Wines are classified into broad types of red, white, sparkling, sweet, and fortified. Wines also have a name, a vintage (year of release), and a description; descriptions are optional free-form text that are typically a review of the wine similar to that found on the label.
Wines are made with different grape varieties, including Chardonnay, Semillon, Merlot, and so on. A wine can be made of any number of grape varieties, and the ordering of these grape varieties is important. For example, for a wine made of two varieties, Cabernet and Merlot, a Cabernet Merlot is different from a Merlot Cabernet.
Users may browse wines at the winestore by broad type (red, white, and so on) or wine region.
Wines are produced by one winery. Each winery has a name.
Wineries are located in a region. A region is an area (for example, the Barossa Valley in South Australia).
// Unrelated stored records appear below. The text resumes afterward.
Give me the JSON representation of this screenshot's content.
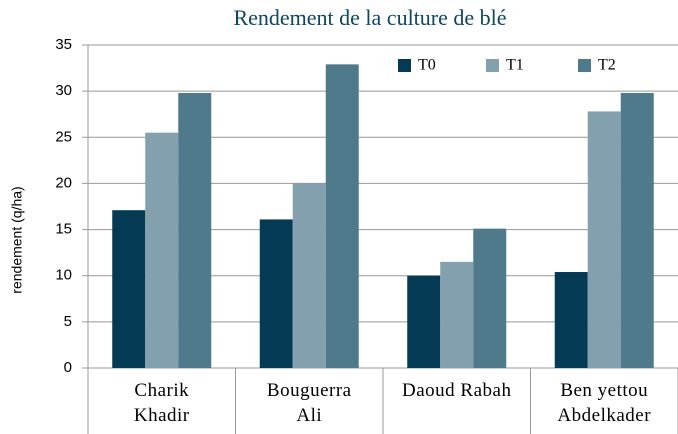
{
  "chart_data": {
    "type": "bar",
    "title": "Rendement de la culture de blé",
    "y_label": "rendement (q/ha)",
    "categories": [
      "Charik Khadir",
      "Bouguerra Ali",
      "Daoud Rabah",
      "Ben yettou Abdelkader"
    ],
    "series": [
      {
        "name": "T0",
        "color": "#053a54",
        "values": [
          17.1,
          16.1,
          10.0,
          10.4
        ]
      },
      {
        "name": "T1",
        "color": "#82a0ae",
        "values": [
          25.5,
          20.0,
          11.5,
          27.8
        ]
      },
      {
        "name": "T2",
        "color": "#4f7a8c",
        "values": [
          29.8,
          32.9,
          15.1,
          29.8
        ]
      }
    ],
    "ylim": [
      0,
      35
    ],
    "yticks": [
      0,
      5,
      10,
      15,
      20,
      25,
      30,
      35
    ],
    "grid": true,
    "legend": "top-right"
  }
}
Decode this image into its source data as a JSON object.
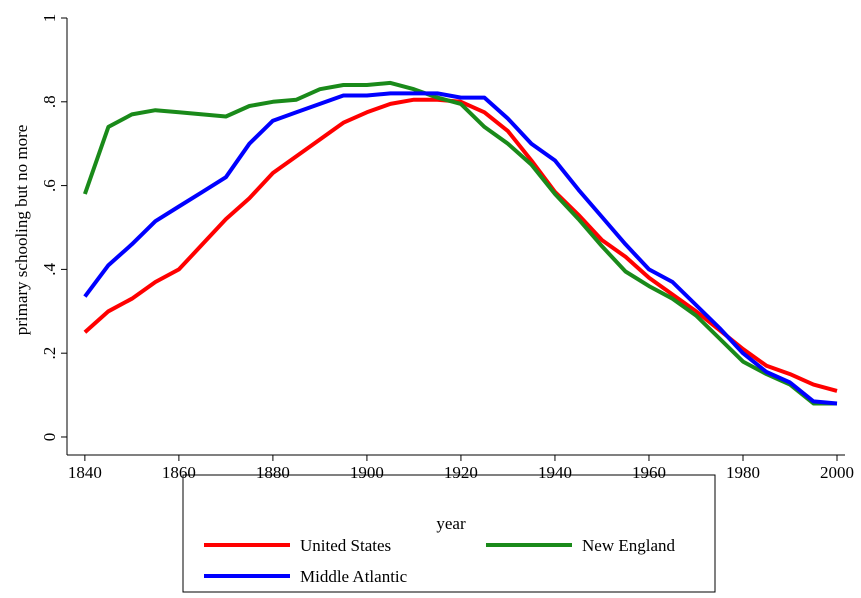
{
  "chart_data": {
    "type": "line",
    "xlabel": "year",
    "ylabel": "primary schooling but no more",
    "x": [
      1840,
      1845,
      1850,
      1855,
      1860,
      1865,
      1870,
      1875,
      1880,
      1885,
      1890,
      1895,
      1900,
      1905,
      1910,
      1915,
      1920,
      1925,
      1930,
      1935,
      1940,
      1945,
      1950,
      1955,
      1960,
      1965,
      1970,
      1975,
      1980,
      1985,
      1990,
      1995,
      2000
    ],
    "series": [
      {
        "name": "United States",
        "color": "#ff0000",
        "values": [
          0.25,
          0.3,
          0.33,
          0.37,
          0.4,
          0.46,
          0.52,
          0.57,
          0.63,
          0.67,
          0.71,
          0.75,
          0.775,
          0.795,
          0.805,
          0.805,
          0.8,
          0.775,
          0.73,
          0.66,
          0.585,
          0.53,
          0.47,
          0.43,
          0.38,
          0.34,
          0.3,
          0.255,
          0.21,
          0.17,
          0.15,
          0.125,
          0.11
        ]
      },
      {
        "name": "New England",
        "color": "#1a8a1a",
        "values": [
          0.58,
          0.74,
          0.77,
          0.78,
          0.775,
          0.77,
          0.765,
          0.79,
          0.8,
          0.805,
          0.83,
          0.84,
          0.84,
          0.845,
          0.83,
          0.81,
          0.795,
          0.74,
          0.7,
          0.65,
          0.58,
          0.52,
          0.455,
          0.395,
          0.36,
          0.33,
          0.29,
          0.235,
          0.18,
          0.15,
          0.125,
          0.08,
          0.08
        ]
      },
      {
        "name": "Middle Atlantic",
        "color": "#0000ff",
        "values": [
          0.335,
          0.41,
          0.46,
          0.515,
          0.55,
          0.585,
          0.62,
          0.7,
          0.755,
          0.775,
          0.795,
          0.815,
          0.815,
          0.82,
          0.82,
          0.82,
          0.81,
          0.81,
          0.76,
          0.7,
          0.66,
          0.59,
          0.525,
          0.46,
          0.4,
          0.37,
          0.315,
          0.26,
          0.2,
          0.155,
          0.13,
          0.085,
          0.08
        ]
      }
    ],
    "xlim": [
      1836.2,
      2001.7
    ],
    "xticks": [
      1840,
      1860,
      1880,
      1900,
      1920,
      1940,
      1960,
      1980,
      2000
    ],
    "ylim": [
      -0.043,
      1
    ],
    "yticks": [
      0,
      {
        "value": 0.2,
        "label": ".2"
      },
      {
        "value": 0.4,
        "label": ".4"
      },
      {
        "value": 0.6,
        "label": ".6"
      },
      {
        "value": 0.8,
        "label": ".8"
      },
      1
    ],
    "grid": false,
    "legend": "bottom"
  }
}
A shopping cart is an order that isn't yet associated with a customer. Each order contains items. It can be converted to a completed order after the user logs in.
Each item in an order is for a particular wine, a quantity of that wine to be purchased, and a price per bottle. The price of the wine is always the cheapest available inventory price.
The quantities of wines in the shopping cart can be updated by the user, and items can be removed from the shopping cart by setting their quantity to zero.
The wines available for sale are stored in an inventory. Each inventory record is unique to a particular wine. The inventory record contains the arrival date of the stock, the quantity available, and a per-bottle price. There can be several inventory records for a wine, representing different shipments that arrived at the winestore on different dates or that have a different price.
The user will always be given the lowest advertised prices for each wine. When a user adds a wine to her shopping cart, she is guaranteed this price.
A user can purchase only wines that are in stock.
When a user converts his shopping cart to an order, the application checks for sufficient inventory to complete the order. If insufficient wine is available, the user is alerted, and the quantities in the shopping basket are updated; this situation can occur if a user adds more wine to his basket than is available, and this can happen when many users shop for the same wine at the same time.
When sufficient inventory is available to complete an order, the quantity of wine in the inventory is reduced as the order is finalized. The inventory reduced is always the oldest inventory of that wine.
The process of modeling these requirements with relational database entity-relationship (ER) modeling and converting this model to SQL statements is the subject of Appendix E. The winestore ER model can be found in Chapter 5.